U mnie z izolacją trochę zalezy od kota i na jakim etapie dołączał- było od kilku godzin do kilku dni. W przypadku maluchów u mnie zawsze dochodziła kwestia oswajania ich samych, bo dzikunki trafiały, więc jakieś 2-4 dni, zależnie od tego, jak się oswajały, były zamknięte. Potem wypuszczanie było nie na żywioł, ale pod nadzorem i na jakąs wydzieloną przestrzeń- np łazienka z korytarzem, oddzielone jakimś rusztowaniem z czegoś naprędce robionym, czego maluchy ot tak z marszu nie mogły pokonać. Maluchy się bawiły w tej wydzielonej części, ja zwykle z nimi siedziałam, a starszaki w tym czasie obserwowały sytuację zza zasieków.
Zwykle któreś podchodziło, podwąchiwało, czasem maluch się przedarł i chwilę pozwalałam pozwiedzać, jak widziałam, że dorosłe dobrze reagują.

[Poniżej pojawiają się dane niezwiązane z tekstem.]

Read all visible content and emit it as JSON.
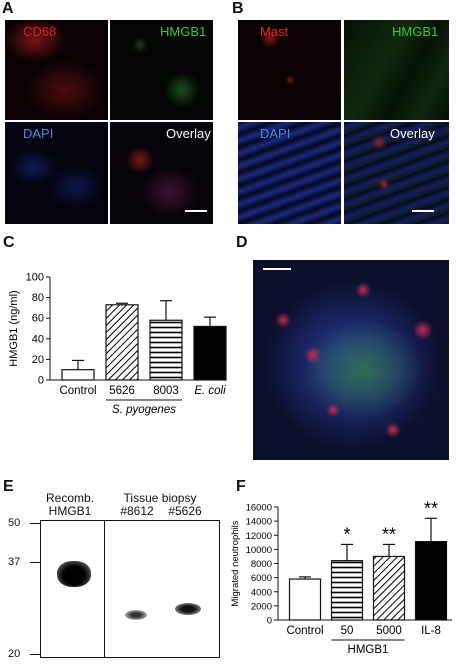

Tak pomyslałam, że to opiszę, bo może ktoś te moje uwagi, że nie jestem zwolennikiem długiej izolacji odbierać żle, że można wszystko puścić na żywioł. A to nie tak. Nie jestem zwolennikiem wielodniowego trzymania w zamknięciu, bez żadnych kontaktów, natomiast też uwazam, że nie można nowego kota puszczać bez nadzoru na zywioł na pełne pokoje, a już na pewno gdy jest to z jednej strony zywiołowy maluszek, z drugiej kotka, która była do tej pory sama i nie wiadomo, jak zareaguje na inne koty. Bo tez inaczej to się dzieje, gdy są dwa dorosłe, bardzo spokojne, inaczej, gdy dwa maluchy, a inaczej, gdy spokojny dorosły i malutkie wariatuńcio przyzwyczajone, że mama i rodzenstwo zawsze gotowe do zabawy
Więc nadal przy takim zestawie jak u Ciebie probowałabym puszczać, ale właśnie pod takimi warunkami, zeby malucha pilnować, zeby nie wdzierał się pełną parą na przestrzeń kotki, tak, żeby ona mogła go z daleka pooglądać, ale też mieć kontrolę nad tym, jak ona się wobec niego zachowuje, właśnie zeby go nie przestraszyła z jednej strony, ale i nie uczuliła na niego.